At first, this might sound ridiculous. After all, what good is flossing one tooth? But the idea is that flossing one tooth is really easy, and almost nobody will stop flossing after only finishing the first tooth.
It turns out many behaviors are like this, which have a trigger which is relatively easy to perform, but cascades effort to the rest of the behavior. If you can establish the trigger as a habit, the rest will follow:
- Exercising – Commit to going to the gym.
- Learning – Read at least one page.
- Socializing – Say hello to one person.
- Writing – Write a paragraph on any topic
4. Leverage Social Pressure
Social pressure can be an ally or an enemy in achieving a goal. Since social environments will vary, I don’t believe there’s a universal answer of how to use it. But it can also be one of the most powerful motivators, if used properly.
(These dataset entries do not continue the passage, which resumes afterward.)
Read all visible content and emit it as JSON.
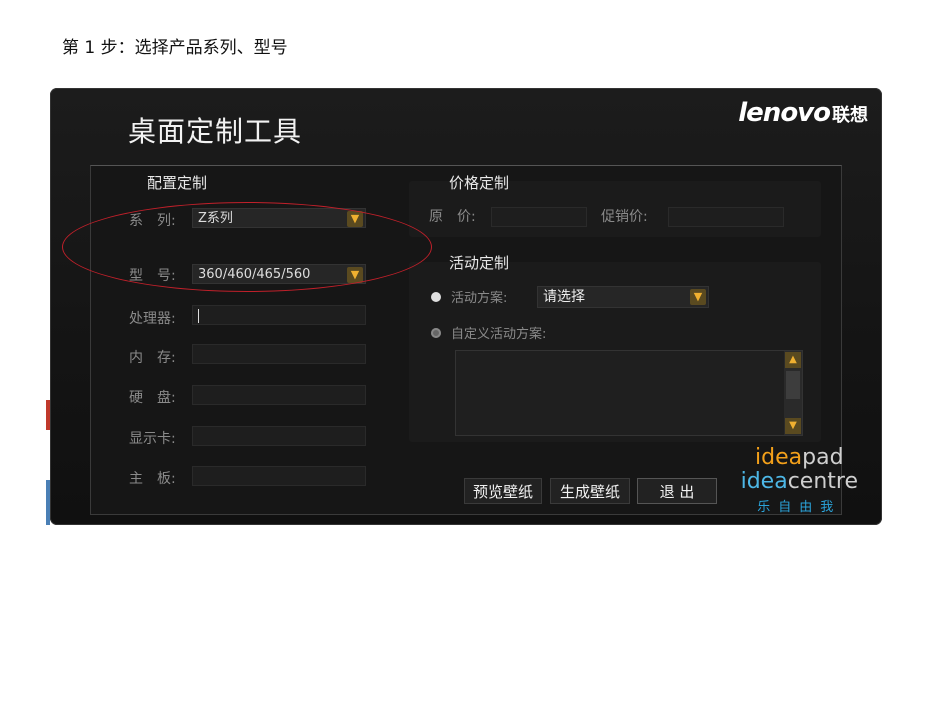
{
  "step_caption": "第 1 步：选择产品系列、型号",
  "window": {
    "title": "桌面定制工具",
    "brand_latin": "lenovo",
    "brand_cn": "联想"
  },
  "config": {
    "section_title": "配置定制",
    "series_label": "系　列:",
    "series_value": "Z系列",
    "model_label": "型　号:",
    "model_value": "360/460/465/560",
    "cpu_label": "处理器:",
    "cpu_value": "",
    "memory_label": "内　存:",
    "memory_value": "",
    "disk_label": "硬　盘:",
    "disk_value": "",
    "gpu_label": "显示卡:",
    "gpu_value": "",
    "board_label": "主　板:",
    "board_value": ""
  },
  "price": {
    "section_title": "价格定制",
    "original_label": "原　价:",
    "original_value": "",
    "promo_label": "促销价:",
    "promo_value": ""
  },
  "activity": {
    "section_title": "活动定制",
    "plan_label": "活动方案:",
    "plan_value": "请选择",
    "custom_label": "自定义活动方案:",
    "custom_text": ""
  },
  "buttons": {
    "preview": "预览壁纸",
    "generate": "生成壁纸",
    "exit": "退 出"
  },
  "logo": {
    "line1_a": "idea",
    "line1_b": "pad",
    "line2_a": "idea",
    "line2_b": "centre",
    "slogan": "乐自由我"
  },
  "colors": {
    "accent_orange": "#f3a01a",
    "accent_blue": "#4db7e6",
    "highlight_red": "#c0202a"
  }
}
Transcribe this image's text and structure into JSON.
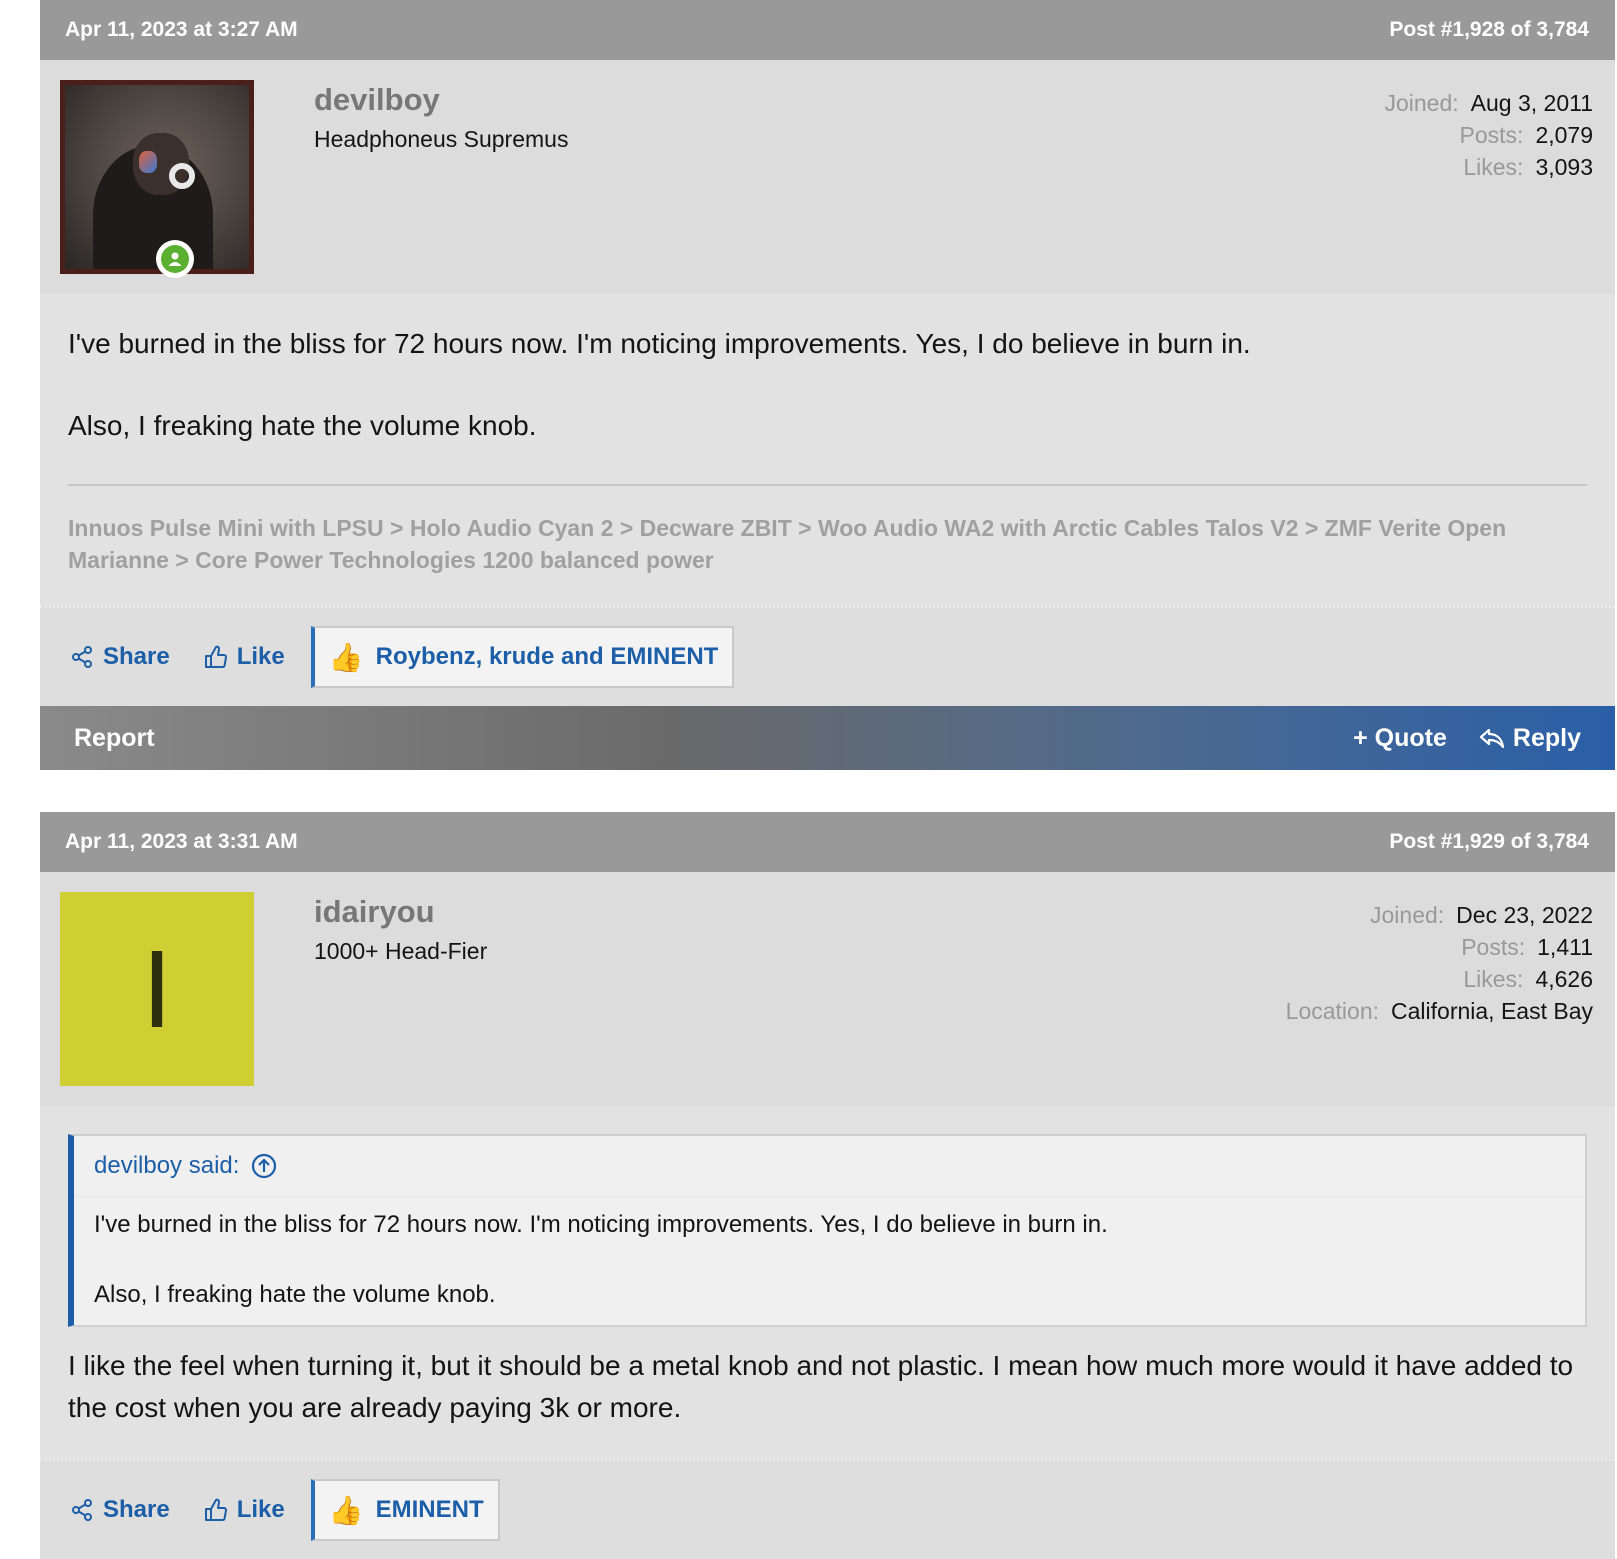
{
  "posts": [
    {
      "date": "Apr 11, 2023 at 3:27 AM",
      "post_number": "Post #1,928 of 3,784",
      "username": "devilboy",
      "user_title": "Headphoneus Supremus",
      "stats": [
        {
          "label": "Joined:",
          "value": "Aug 3, 2011"
        },
        {
          "label": "Posts:",
          "value": "2,079"
        },
        {
          "label": "Likes:",
          "value": "3,093"
        }
      ],
      "message_lines": [
        "I've burned in the bliss for 72 hours now. I'm noticing improvements. Yes, I do believe in burn in.",
        "Also, I freaking hate the volume knob."
      ],
      "signature": "Innuos Pulse Mini with LPSU > Holo Audio Cyan 2 > Decware ZBIT > Woo Audio WA2 with Arctic Cables Talos V2 > ZMF Verite Open Marianne > Core Power Technologies 1200 balanced power",
      "share_label": "Share",
      "like_label": "Like",
      "likes_list": "Roybenz, krude and EMINENT",
      "report_label": "Report",
      "quote_label": "+ Quote",
      "reply_label": "Reply"
    },
    {
      "date": "Apr 11, 2023 at 3:31 AM",
      "post_number": "Post #1,929 of 3,784",
      "username": "idairyou",
      "avatar_letter": "I",
      "user_title": "1000+ Head-Fier",
      "stats": [
        {
          "label": "Joined:",
          "value": "Dec 23, 2022"
        },
        {
          "label": "Posts:",
          "value": "1,411"
        },
        {
          "label": "Likes:",
          "value": "4,626"
        },
        {
          "label": "Location:",
          "value": "California, East Bay"
        }
      ],
      "quote": {
        "author": "devilboy said:",
        "lines": [
          "I've burned in the bliss for 72 hours now. I'm noticing improvements. Yes, I do believe in burn in.",
          "Also, I freaking hate the volume knob."
        ]
      },
      "message": "I like the feel when turning it, but it should be a metal knob and not plastic. I mean how much more would it have added to the cost when you are already paying 3k or more.",
      "share_label": "Share",
      "like_label": "Like",
      "likes_list": "EMINENT"
    }
  ],
  "colors": {
    "header_bg": "#999999",
    "link_blue": "#1c5fa8",
    "online_green": "#5cb031",
    "avatar_yellow": "#cfcf33"
  },
  "icons": [
    "share-icon",
    "like-icon",
    "thumbs-up-icon",
    "reply-icon",
    "arrow-up-circle-icon",
    "online-status-icon"
  ]
}
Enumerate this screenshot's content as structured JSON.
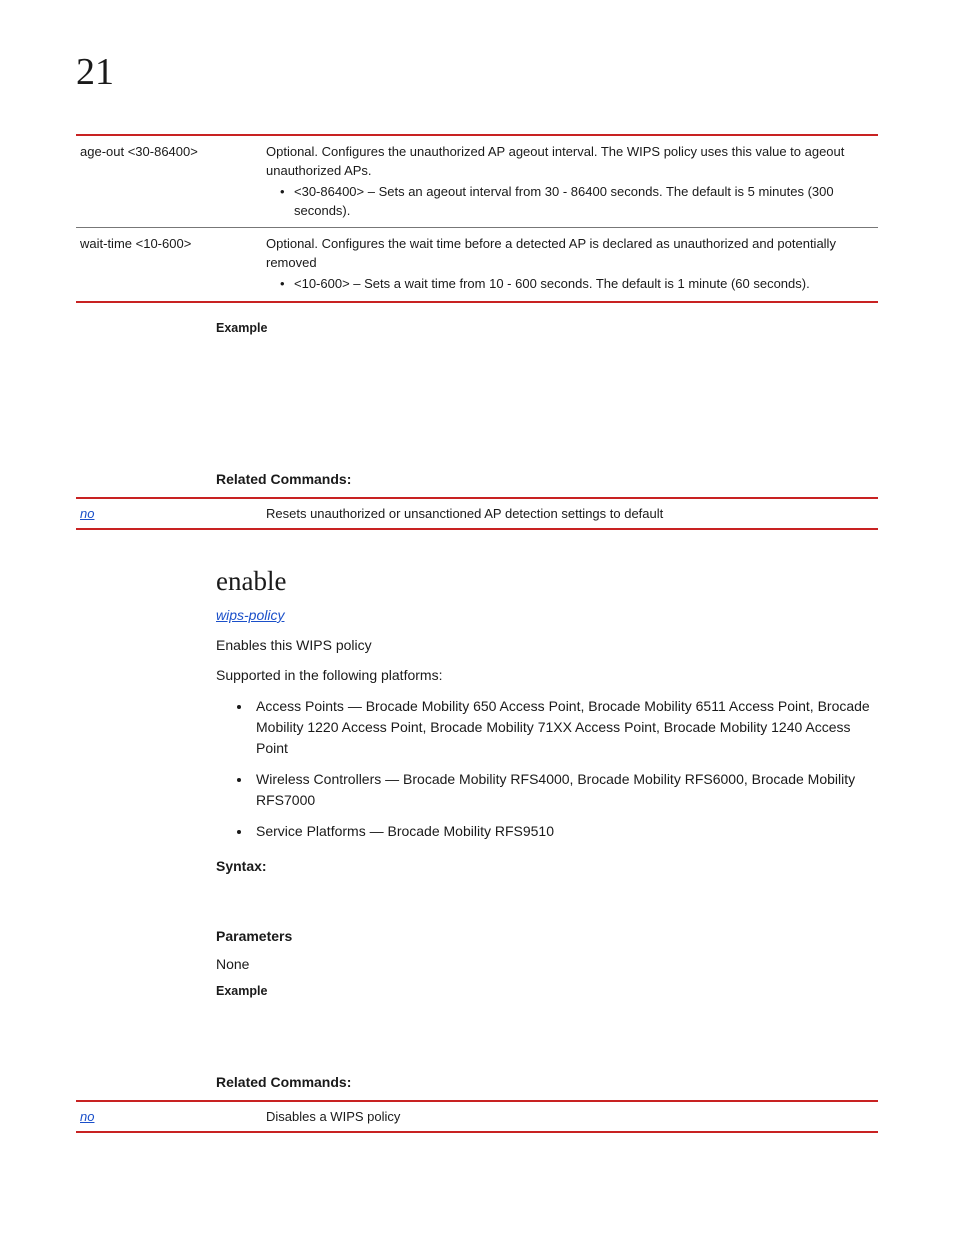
{
  "chapterNumber": "21",
  "paramTable": [
    {
      "param": "age-out <30-86400>",
      "desc": "Optional. Configures the unauthorized AP ageout interval. The WIPS policy uses this value to ageout unauthorized APs.",
      "bullet": "<30-86400> – Sets an ageout interval from 30 - 86400 seconds. The default is 5 minutes (300 seconds)."
    },
    {
      "param": "wait-time <10-600>",
      "desc": "Optional. Configures the wait time before a detected AP is declared as unauthorized and potentially removed",
      "bullet": "<10-600> – Sets a wait time from 10 - 600 seconds. The default is 1 minute (60 seconds)."
    }
  ],
  "labels": {
    "example": "Example",
    "relatedCommands": "Related Commands:",
    "syntax": "Syntax:",
    "parameters": "Parameters"
  },
  "related1": {
    "cmd": "no",
    "desc": "Resets unauthorized or unsanctioned AP detection settings to default"
  },
  "enable": {
    "title": "enable",
    "breadcrumb": "wips-policy",
    "intro": "Enables this WIPS policy",
    "supported": "Supported in the following platforms:",
    "platforms": [
      "Access Points — Brocade Mobility 650 Access Point, Brocade Mobility 6511 Access Point, Brocade Mobility 1220 Access Point, Brocade Mobility 71XX Access Point, Brocade Mobility 1240 Access Point",
      "Wireless Controllers — Brocade Mobility RFS4000, Brocade Mobility RFS6000, Brocade Mobility RFS7000",
      "Service Platforms — Brocade Mobility RFS9510"
    ],
    "paramsNone": "None"
  },
  "related2": {
    "cmd": "no",
    "desc": "Disables a WIPS policy"
  }
}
My challenge differed in an important way from most self-education efforts. I did mine under a lot of public scrutiny. This was stressful at times, but it definitely made me more committed to finishing. I’ve done private self-education projects before and I wasn’t as dedicated to any of them as I was to this project.
Informal goals, the kind that don’t leverage existing social support structures, can often benefit from making such design tweaks. Internet communities can also enable you to use the right networks, instead of relying on friends or family who may not understand or want to help you.
5. Make it Routine
Routine is a major force in our lives. Doing something the first time is hard, doing it the thousandth is mindless. By focusing on the process of building habits, you can shift your focus to designing the behaviors in a way that they will stick instead of merely trying to slog through them each time.
The key switch that allowed me to build exercise as a lifelong habit was to focus on exercising daily. I don’t go every day now, but it was invaluable for making the behavior automatic in my life.
Discipline is Design
Clever planning matters more than inexhaustible endurance. Invest your energy, not just in trying to stick to your goals, but in designing goals which are easier to stick with.